Data Seeding
Data seeding is the process of populating a database with an initial set of data.
There are several ways this can be accomplished in EF Core:
- Model seed data
- Manual migration customization
- Custom initialization logic
Model seed data
Unlike in EF6, in EF Core, seeding data can be associated with an entity type as part of the model configuration. Then EF Core migrations can automatically compute what insert, update or delete operations need to be applied when upgrading the database to a new version of the model.
Note
Migrations only considers model changes when determining what operation should be performed to get the seed data into the desired state. Thus any changes to the data performed outside of migrations might be lost or cause an error.
As an example, this will configure seed data for a Blog
in OnModelCreating
:
modelBuilder.Entity<Blog>().HasData(new Blog { BlogId = 1, Url = "http://sample.com" });
To add entities that have a relationship the foreign key values need to be specified:
modelBuilder.Entity<Post>().HasData(
new Post { BlogId = 1, PostId = 1, Title = "First post", Content = "Test 1" });
If the entity type has any properties in shadow state an anonymous class can be used to provide the values:
modelBuilder.Entity<Post>().HasData(
new { BlogId = 1, PostId = 2, Title = "Second post", Content = "Test 2" });
Owned entity types can be seeded in a similar fashion:
modelBuilder.Entity<Post>().OwnsOne(p => p.AuthorName).HasData(
new { PostId = 1, First = "Andriy", Last = "Svyryd" },
new { PostId = 2, First = "Diego", Last = "Vega" });
See the full sample project for more context.
Once the data has been added to the model, migrations should be used to apply the changes.
Tip
If you need to apply migrations as part of an automated deployment you can create a SQL script that can be previewed before execution.
Alternatively, you can use context.Database.EnsureCreated()
to create a new database containing the seed data, for example for a test database or when using the in-memory provider or any non-relational database. Note that if the database already exists, EnsureCreated()
will neither update the schema nor seed data in the database. For relational databases you shouldn't call EnsureCreated()
if you plan to use Migrations.
Limitations of model seed data
This type of seed data is managed by migrations and the script to update the data that's already in the database needs to be generated without connecting to the database. This imposes some restrictions:
- The primary key value needs to be specified even if it's usually generated by the database. It will be used to detect data changes between migrations.
- Previously seeded data will be removed if the primary key is changed in any way.

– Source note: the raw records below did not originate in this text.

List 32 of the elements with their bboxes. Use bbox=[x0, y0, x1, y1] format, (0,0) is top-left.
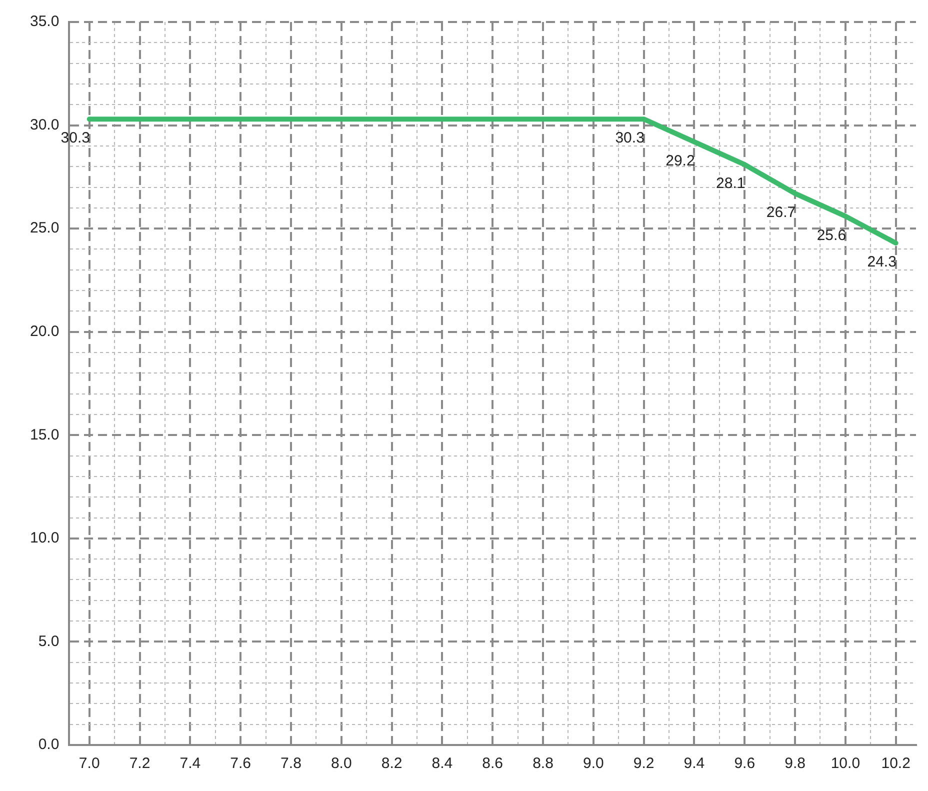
y-tick-label: 5.0 bbox=[38, 632, 60, 650]
x-tick-label: 8.2 bbox=[381, 755, 402, 772]
x-tick-label: 9.0 bbox=[582, 755, 604, 772]
x-tick-label: 7.4 bbox=[180, 755, 201, 772]
x-tick-label: 8.0 bbox=[330, 755, 352, 772]
x-tick-label: 9.2 bbox=[633, 755, 654, 772]
x-tick-label: 7.8 bbox=[280, 755, 302, 772]
y-tick-label: 25.0 bbox=[30, 220, 60, 237]
x-tick-label: 9.8 bbox=[784, 755, 806, 772]
data-label: 26.7 bbox=[766, 204, 796, 222]
data-label: 24.3 bbox=[867, 254, 896, 271]
y-tick-label: 30.0 bbox=[30, 116, 60, 134]
data-label: 30.3 bbox=[615, 130, 644, 147]
x-tick-label: 7.0 bbox=[78, 755, 100, 772]
y-tick-label: 35.0 bbox=[30, 13, 60, 30]
data-label: 28.1 bbox=[716, 175, 746, 192]
y-tick-label: 20.0 bbox=[30, 323, 60, 340]
x-tick-label: 9.4 bbox=[684, 755, 705, 772]
x-tick-label: 10.0 bbox=[830, 755, 860, 772]
y-tick-label: 15.0 bbox=[30, 426, 60, 444]
x-tick-label: 8.8 bbox=[532, 755, 554, 772]
data-label: 29.2 bbox=[666, 152, 695, 170]
x-tick-label: 8.6 bbox=[482, 755, 504, 772]
y-tick-label: 0.0 bbox=[38, 736, 60, 754]
data-label: 30.3 bbox=[60, 130, 90, 147]
y-tick-label: 10.0 bbox=[30, 530, 60, 547]
x-tick-label: 8.4 bbox=[432, 755, 453, 772]
x-tick-label: 9.6 bbox=[734, 755, 756, 772]
x-tick-label: 7.6 bbox=[230, 755, 251, 772]
x-tick-label: 7.2 bbox=[129, 755, 150, 772]
data-label: 25.6 bbox=[816, 226, 846, 244]
x-tick-label: 10.2 bbox=[881, 755, 910, 772]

Therefore this feature is most useful for static data that's not expected to change outside of migrations and does not depend on anything else in the database, for example ZIP codes.

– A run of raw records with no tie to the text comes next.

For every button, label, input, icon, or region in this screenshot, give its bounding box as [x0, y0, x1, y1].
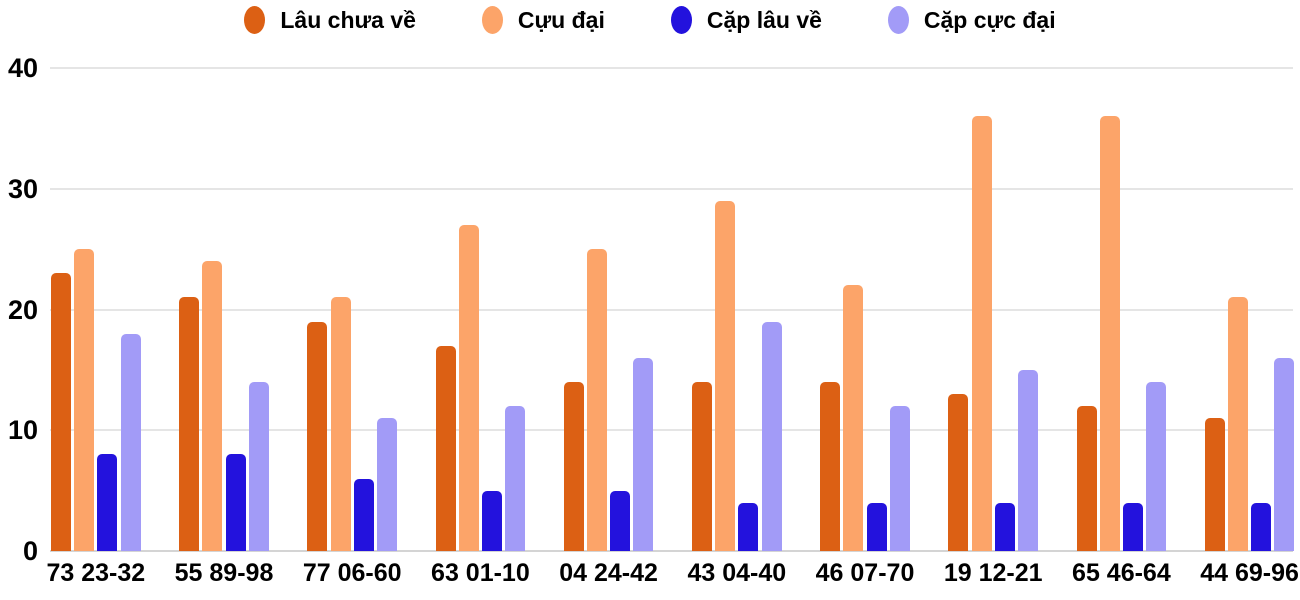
bar[interactable]: [1204, 418, 1225, 551]
bar[interactable]: [458, 224, 479, 551]
legend-swatch-icon: [887, 6, 909, 34]
legend-item-cap-cuc-dai[interactable]: Cặp cực đại: [887, 6, 1056, 34]
legend-item-label: Cặp cực đại: [923, 6, 1056, 33]
x-axis-category-label: 19 12-21: [943, 559, 1043, 587]
x-axis-category-label: 65 46-64: [1072, 559, 1171, 587]
bar[interactable]: [692, 381, 712, 551]
x-axis-category-label: 73 23-32: [46, 559, 146, 587]
bar[interactable]: [1123, 502, 1143, 551]
x-axis-category-label: 63 01-10: [431, 559, 530, 587]
gridline: [50, 550, 1293, 552]
bar[interactable]: [866, 502, 887, 551]
bar[interactable]: [761, 321, 782, 551]
bar[interactable]: [120, 333, 141, 551]
legend-swatch-icon: [244, 6, 266, 34]
gridline: [50, 67, 1293, 69]
bar[interactable]: [1274, 357, 1295, 551]
x-axis-category-label: 44 69-96: [1200, 559, 1299, 587]
bar[interactable]: [738, 502, 759, 551]
bar[interactable]: [248, 381, 269, 551]
bar[interactable]: [353, 478, 374, 551]
bar[interactable]: [948, 394, 969, 551]
gridline: [50, 429, 1293, 432]
y-axis-tick-label: 40: [7, 53, 38, 83]
x-axis-category-label: 43 04-40: [687, 559, 787, 587]
bar[interactable]: [994, 502, 1015, 551]
bar[interactable]: [1251, 502, 1272, 551]
legend-swatch-icon: [670, 6, 692, 34]
legend-item-label: Lâu chưa về: [280, 6, 416, 33]
legend-item-label: Cặp lâu về: [706, 6, 822, 33]
y-axis-tick-label: 10: [7, 415, 38, 446]
bar[interactable]: [505, 406, 526, 551]
legend-item-lau-chua-ve[interactable]: Lâu chưa về: [244, 6, 416, 34]
legend-item-cuu-dai[interactable]: Cựu đại: [481, 6, 605, 34]
bar[interactable]: [587, 249, 607, 551]
bar[interactable]: [1076, 406, 1097, 551]
legend: Lâu chưa về Cựu đại Cặp lâu về Cặp cực đ…: [0, 6, 1300, 34]
bar[interactable]: [971, 116, 992, 551]
y-axis-tick-label: 20: [7, 294, 38, 325]
bar[interactable]: [633, 357, 654, 551]
bar[interactable]: [74, 249, 95, 551]
gridline: [50, 187, 1293, 190]
legend-item-label: Cựu đại: [517, 6, 605, 33]
legend-swatch-icon: [481, 6, 503, 34]
bar[interactable]: [610, 490, 631, 551]
bar[interactable]: [843, 285, 864, 551]
bar[interactable]: [1099, 116, 1120, 551]
bar[interactable]: [820, 381, 841, 551]
gridline: [50, 308, 1293, 311]
bar[interactable]: [1018, 369, 1038, 551]
bar[interactable]: [377, 418, 397, 551]
bar[interactable]: [715, 200, 736, 551]
bar[interactable]: [225, 454, 246, 551]
legend-item-cap-lau-ve[interactable]: Cặp lâu về: [670, 6, 822, 34]
x-axis-category-label: 55 89-98: [174, 559, 274, 587]
bar[interactable]: [482, 490, 502, 551]
bar[interactable]: [330, 297, 351, 551]
y-axis-tick-label: 0: [22, 536, 38, 566]
y-axis-tick-label: 30: [7, 173, 38, 204]
bar[interactable]: [1228, 297, 1248, 551]
x-axis-category-label: 04 24-42: [559, 559, 658, 587]
bar[interactable]: [179, 297, 200, 551]
bar[interactable]: [97, 454, 118, 551]
bar[interactable]: [307, 321, 328, 551]
bar[interactable]: [1146, 381, 1167, 551]
x-axis-category-label: 77 06-60: [302, 559, 402, 587]
bar[interactable]: [563, 381, 584, 551]
bar[interactable]: [51, 273, 71, 551]
bar[interactable]: [202, 261, 223, 551]
x-axis-category-label: 46 07-70: [815, 559, 915, 587]
bar[interactable]: [889, 406, 910, 551]
bar[interactable]: [435, 345, 456, 551]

If your scenario includes any of the following it is recommended to use custom initialization logic described in the last section:
- Temporary data for testing
- Data that depends on database state
- Data that is large (seeding data gets captured in migration snapshots, and large data can quickly lead to huge files and degraded performance).
- Data that needs key values to be generated by the database, including entities that use alternate keys as the identity
- Data that requires custom transformation (that is not handled by value conversions), such as some password hashing
- Data that requires calls to external API, such as ASP.NET Core Identity roles and users creation
Manual migration customization
When a migration is added the changes to the data specified with HasData
are transformed to calls to InsertData()
, UpdateData()
, and DeleteData()
. One way of working around some of the limitations of HasData
is to manually add these calls or custom operations to the migration instead.
migrationBuilder.InsertData(
table: "Blogs",
columns: new[] { "Url" },
values: new object[] { "http://generated.com" });
Custom initialization logic
A straightforward and powerful way to perform data seeding is to use DbContext.SaveChanges()
before the main application logic begins execution.
using (var context = new DataSeedingContext())
{
context.Database.EnsureCreated();
var testBlog = context.Blogs.FirstOrDefault(b => b.Url == "http://test.com");
if (testBlog == null)
{
context.Blogs.Add(new Blog { Url = "http://test.com" });
}
context.SaveChanges();
}
Warning
The seeding code should not be part of the normal app execution as this can cause concurrency issues when multiple instances are running and would also require the app having permission to modify the database schema.
Depending on the constraints of your deployment the initialization code can be executed in different ways:
- Running the initialization app locally
- Deploying the initialization app with the main app, invoking the initialization routine and disabling or removing the initialization app.
This can usually be automated by using publish profiles.